Legislator NasDem Muslim Ayub Usulkan Pemilu Digelar 10 Tahun Sekali untuk Kurangi Biaya Kampanye
Anggota Badan Legislasi (Baleg) DPR RI dari Fraksi NasDem, Muslim Ayub, mengusulkan agar pemilihan umum (Pemilu) dapat digelar setiap 10 tahun sekali.
Menurut Muslim, hal ini bertujuan agar biaya yang digunakan untuk kampanye dapat kembali dalam periode yang lebih panjang.
Pernyataan Muslim ini menjadi viral di media sosial dan menuai beragam reaksi dari masyarakat.
Pernyataan tersebut disampaikan Muslim dalam Rapat Dengar Pendapat Umum (RDPU) Baleg DPR RI bersama Komnas HAM dan Perludem di Kompleks Parlemen, Senayan, Jakarta, Rabu (30/10).
Muslim menyampaikan bahwa praktik politik uang sulit dihindari dalam pemilu, meskipun berbagai peraturan baru dibuat untuk meminimalkan praktik tersebut.
"Saya berharap apa salahnya, barangkali pemilu ini digelar 10 tahun sekali, ya kan? Karena untuk 5 tahun ini, pimpinan, kita ini 2025. 2026 itu sudah dekat. 2027 sudah mulai pemilu lagi. Jadi, dengan sistem seperti ini, tidak mungkin dana ini akan kembali," kata Muslim.
Ia menjelaskan bahwa rata-rata calon legislatif (caleg) yang maju harus mengeluarkan biaya minimal Rp20 miliar.

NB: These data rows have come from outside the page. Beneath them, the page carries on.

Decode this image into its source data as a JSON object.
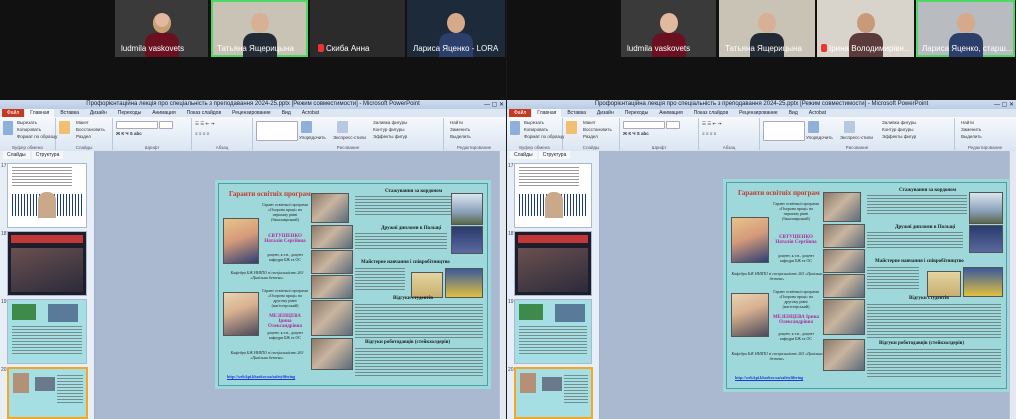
{
  "left": {
    "participants": [
      {
        "name": "ludmila vaskovets",
        "muted": false,
        "active": false
      },
      {
        "name": "Татьяна Ящерицына",
        "muted": false,
        "active": true
      },
      {
        "name": "Скиба Анна",
        "muted": true,
        "active": false
      },
      {
        "name": "Лариса Яценко - LORA",
        "muted": false,
        "active": false
      }
    ],
    "ppt": {
      "title": "Профорієнтаційна лекція про  спеціальність з преподавання 2024-25.pptx [Режим совместимости] - Microsoft PowerPoint",
      "ribbon_tabs": [
        "Файл",
        "Главная",
        "Вставка",
        "Дизайн",
        "Переходы",
        "Анимация",
        "Показ слайдов",
        "Рецензирование",
        "Вид",
        "Acrobat"
      ],
      "ribbon_groups": [
        "Буфер обмена",
        "Слайды",
        "Шрифт",
        "Абзац",
        "Рисование",
        "Редактирование"
      ],
      "clipboard": [
        "Вырезать",
        "Копировать",
        "Формат по образцу"
      ],
      "slides_btns": [
        "Создать слайд",
        "Макет",
        "Восстановить",
        "Раздел"
      ],
      "draw_btns": [
        "Упорядочить",
        "Экспресс-стили",
        "Заливка фигуры",
        "Контур фигуры",
        "Эффекты фигур"
      ],
      "edit_btns": [
        "Найти",
        "Заменить",
        "Выделить"
      ],
      "pane_tabs": [
        "Слайды",
        "Структура"
      ],
      "slide_numbers": [
        "17",
        "18",
        "19",
        "20"
      ]
    }
  },
  "right": {
    "participants": [
      {
        "name": "ludmila vaskovets",
        "muted": false,
        "active": false
      },
      {
        "name": "Татьяна Ящерицына",
        "muted": false,
        "active": false
      },
      {
        "name": "Ірина Володимирівн...",
        "muted": true,
        "active": false
      },
      {
        "name": "Лариса Яценко, старш...",
        "muted": false,
        "active": true
      }
    ],
    "ppt": {
      "title": "Профорієнтаційна лекція про  спеціальність з преподавання 2024-25.pptx [Режим совместимости] - Microsoft PowerPoint",
      "ribbon_tabs": [
        "Файл",
        "Главная",
        "Вставка",
        "Дизайн",
        "Переходы",
        "Анимация",
        "Показ слайдов",
        "Рецензирование",
        "Вид",
        "Acrobat"
      ],
      "ribbon_groups": [
        "Буфер обмена",
        "Слайды",
        "Шрифт",
        "Абзац",
        "Рисование",
        "Редактирование"
      ],
      "clipboard": [
        "Вырезать",
        "Копировать",
        "Формат по образцу"
      ],
      "slides_btns": [
        "Создать слайд",
        "Макет",
        "Восстановить",
        "Раздел"
      ],
      "draw_btns": [
        "Упорядочить",
        "Экспресс-стили",
        "Заливка фигуры",
        "Контур фигуры",
        "Эффекты фигур"
      ],
      "edit_btns": [
        "Найти",
        "Заменить",
        "Выделить"
      ],
      "pane_tabs": [
        "Слайды",
        "Структура"
      ],
      "slide_numbers": [
        "17",
        "18",
        "19",
        "20"
      ]
    }
  },
  "slide": {
    "title": "Гаранти освітніх програм",
    "guarantor1": {
      "intro": "Гарант освітньої програми «Охорона праці» на першому рівні (бакалаврський)",
      "name": "ЄВТУШЕНКО Наталія Сергіївна",
      "role": "доцент, к.т.н., доцент кафедри БЖ та ОС"
    },
    "guarantor2": {
      "intro": "Гарант освітньої програми «Охорона праці» на другому рівні (магістерський)",
      "name": "МЕЗЕНЦЕВА Ірина Олександрівна",
      "role": "доцент, к.т.н., доцент кафедри БЖ та ОС"
    },
    "dept1": "Кафедра БЖ ННІПО зі спеціальністю 263 «Цивільна безпека»",
    "dept2": "Кафедра БЖ ННІПО зі спеціальністю 263 «Цивільна безпека»",
    "link": "http://web.kpi.kharkov.ua/safetylifering",
    "h_internship": "Стажування за кордоном",
    "h_diploma": "Дружні дипломи в Польщі",
    "h_masters": "Майстерне навчання і співробітництво",
    "h_grads": "Відгуки студентів",
    "h_employers": "Відгуки роботодавців (стейкхолдерів)"
  }
}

"Enggak ada yang hanya Rp10 miliar. Ini Perludem harus tahu. Jangan asal membuat telaahan tanpa memahami dampaknya. Banyak calon yang maju, meninggalkan hutang. Jujur saya sampaikan. Tidak salah kan kalau Pemilu diadakan 10 tahun sekali? Ini usulan pribadi, bukan dari NasDem," tambahnya.
Muslim juga mengkritik sistem Pemilu yang ada saat ini, yang menurutnya membuat para figur politik cenderung melakukan praktik tidak jujur.
"Sistem ini mengajari kita jahat, termasuk penyelenggaranya. Jujur, kalau di Aceh, keadaannya luar biasa. Untuk satu suara dihargai Rp200 ribu. Bayangkan saja. Mungkin daerah lain tidak seperti itu," ungkapnya.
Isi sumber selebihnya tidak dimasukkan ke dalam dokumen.